Las oscuras primaveras contiene una historia de espontáneo e incontrolable deseo concebida desde su guión como un relato melodramático con visos dolorosos y fatalistas para sus personajes principales. Los cuatro tienen la oportunidad de dejar atrás una vida insatisfactoria para correr en busca de nuevas primaveras, pero cualquier intento de escape está aderezado por una falsa ilusión a la que le sucede una cruel vuelca de tuerca. El sufrimiento parece deambular a 300 metros sobre la cabeza de los protagonistas como un yunque en caída libre, dándole a todo un dejo moralino, similar a lo que sucedía en los thrillers de Hollywood de los finales de los ochenta y principios de los noventa, como Fatal Attraction (1987), Final Analysis (1992) o Basic Instinct (1992), en los que no podía cerrar la película sin que supiéramos que el pecador recibiría su castigo de alguna u otra manera.
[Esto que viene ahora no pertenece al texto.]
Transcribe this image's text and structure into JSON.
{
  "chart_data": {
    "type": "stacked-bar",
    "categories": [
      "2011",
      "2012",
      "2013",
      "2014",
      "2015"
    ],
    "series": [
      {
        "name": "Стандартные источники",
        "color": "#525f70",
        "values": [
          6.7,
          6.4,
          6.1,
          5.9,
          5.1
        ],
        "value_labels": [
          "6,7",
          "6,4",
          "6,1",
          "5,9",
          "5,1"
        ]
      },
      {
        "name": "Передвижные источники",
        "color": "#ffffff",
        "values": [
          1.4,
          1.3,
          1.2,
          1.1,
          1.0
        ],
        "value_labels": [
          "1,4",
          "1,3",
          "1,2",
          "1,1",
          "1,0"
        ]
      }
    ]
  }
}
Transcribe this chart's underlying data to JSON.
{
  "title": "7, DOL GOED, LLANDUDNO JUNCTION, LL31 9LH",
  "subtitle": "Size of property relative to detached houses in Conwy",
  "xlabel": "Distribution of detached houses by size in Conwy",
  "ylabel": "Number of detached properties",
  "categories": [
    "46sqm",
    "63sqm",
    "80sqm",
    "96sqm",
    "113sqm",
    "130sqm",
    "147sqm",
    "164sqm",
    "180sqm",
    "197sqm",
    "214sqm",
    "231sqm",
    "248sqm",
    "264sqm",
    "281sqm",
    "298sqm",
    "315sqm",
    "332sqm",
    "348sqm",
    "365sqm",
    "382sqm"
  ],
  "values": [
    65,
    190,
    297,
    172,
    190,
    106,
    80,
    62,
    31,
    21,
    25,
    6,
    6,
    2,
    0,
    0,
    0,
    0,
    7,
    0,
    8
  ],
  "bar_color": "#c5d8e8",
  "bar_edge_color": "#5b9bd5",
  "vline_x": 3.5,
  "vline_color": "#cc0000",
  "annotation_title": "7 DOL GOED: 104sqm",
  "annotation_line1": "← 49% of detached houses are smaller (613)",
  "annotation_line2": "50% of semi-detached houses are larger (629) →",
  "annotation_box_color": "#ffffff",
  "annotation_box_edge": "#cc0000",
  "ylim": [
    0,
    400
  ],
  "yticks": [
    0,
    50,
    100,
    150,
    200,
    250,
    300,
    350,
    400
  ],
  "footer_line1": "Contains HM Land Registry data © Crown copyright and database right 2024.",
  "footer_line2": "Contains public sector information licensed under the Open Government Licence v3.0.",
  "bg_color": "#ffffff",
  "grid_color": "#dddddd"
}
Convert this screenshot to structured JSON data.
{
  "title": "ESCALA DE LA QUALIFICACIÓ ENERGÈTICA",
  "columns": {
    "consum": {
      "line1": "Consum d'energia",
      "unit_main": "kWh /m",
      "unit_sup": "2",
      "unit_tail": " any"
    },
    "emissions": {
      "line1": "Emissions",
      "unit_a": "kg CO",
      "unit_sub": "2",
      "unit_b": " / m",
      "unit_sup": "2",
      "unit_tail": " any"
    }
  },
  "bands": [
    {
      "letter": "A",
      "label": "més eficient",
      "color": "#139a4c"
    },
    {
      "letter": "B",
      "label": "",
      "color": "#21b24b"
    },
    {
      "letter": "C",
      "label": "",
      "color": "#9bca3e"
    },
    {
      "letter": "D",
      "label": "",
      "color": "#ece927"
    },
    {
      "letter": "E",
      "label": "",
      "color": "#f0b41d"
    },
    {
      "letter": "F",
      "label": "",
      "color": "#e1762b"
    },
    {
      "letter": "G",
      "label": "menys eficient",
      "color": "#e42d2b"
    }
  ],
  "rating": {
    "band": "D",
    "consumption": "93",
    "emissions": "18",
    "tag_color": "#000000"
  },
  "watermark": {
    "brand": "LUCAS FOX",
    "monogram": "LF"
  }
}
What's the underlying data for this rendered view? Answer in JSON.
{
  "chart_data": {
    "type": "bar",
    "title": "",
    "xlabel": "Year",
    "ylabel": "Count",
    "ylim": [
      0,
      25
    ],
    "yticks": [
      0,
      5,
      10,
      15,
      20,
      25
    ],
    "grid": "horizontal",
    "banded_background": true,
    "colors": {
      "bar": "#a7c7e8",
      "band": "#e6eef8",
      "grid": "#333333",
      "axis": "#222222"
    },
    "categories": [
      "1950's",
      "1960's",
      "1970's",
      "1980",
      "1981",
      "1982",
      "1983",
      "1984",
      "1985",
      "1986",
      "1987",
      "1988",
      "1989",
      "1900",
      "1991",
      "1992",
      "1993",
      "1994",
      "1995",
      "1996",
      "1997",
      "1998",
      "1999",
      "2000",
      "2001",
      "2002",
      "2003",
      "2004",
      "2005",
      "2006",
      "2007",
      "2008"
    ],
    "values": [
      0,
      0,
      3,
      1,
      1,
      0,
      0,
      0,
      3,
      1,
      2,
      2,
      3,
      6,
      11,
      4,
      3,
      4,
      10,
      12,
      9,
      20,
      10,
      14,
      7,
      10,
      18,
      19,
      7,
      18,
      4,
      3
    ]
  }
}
Contreras no logra acercarse al aliento dramático y la calidez de su Párpados azules, donde la precariedad de recursos y la solidez del guión lo condujeron a afincar su oficio en el trabajo actoral y de cámara, para sumergirnos profundo en un tema planteado con claridad y llevado a buen puerto con galanura. Donde antes dominó la sutileza, esta vez se intentó imponer la tosquedad. El director no había terminado de afianzar aquel estilo que tan bien se ajustó a sus preocupaciones, cuando parece que quiso rebelarse contra él, repitiendo temas con formas casi opuestas. Quizás el gran acierto discursivo, que permite vincular a Las oscuras primaveras con Párpados azules es la metáfora de la máquina. Igor trabajará por y para un producto: la fotocopiadora, instrumento creado para la reproducción de una misma imagen una y otra vez. El facsímil es lo que se espera del trabajador. Igor odia su trabajo y esta condición degradante. Le fastidia tener que trabajar tanto para ahorrar dinero con una persona por la que ya no siente deseo. Necesita romper con la rutina sin sentir culpa. No es, pues, que Las oscuras primaveras carezca de noción poética o de intenciones reales de explorar la animalidad de sus personajes y sus consecuencias, tampoco de talento en la fotografía, la música o incluso en la actuación. Es evidente el talento de Ernesto Contreras; pero en este filme faltó cohesión, ritmo, armonía en el tono y que todos los elementos corrieran unidos en la misma dirección.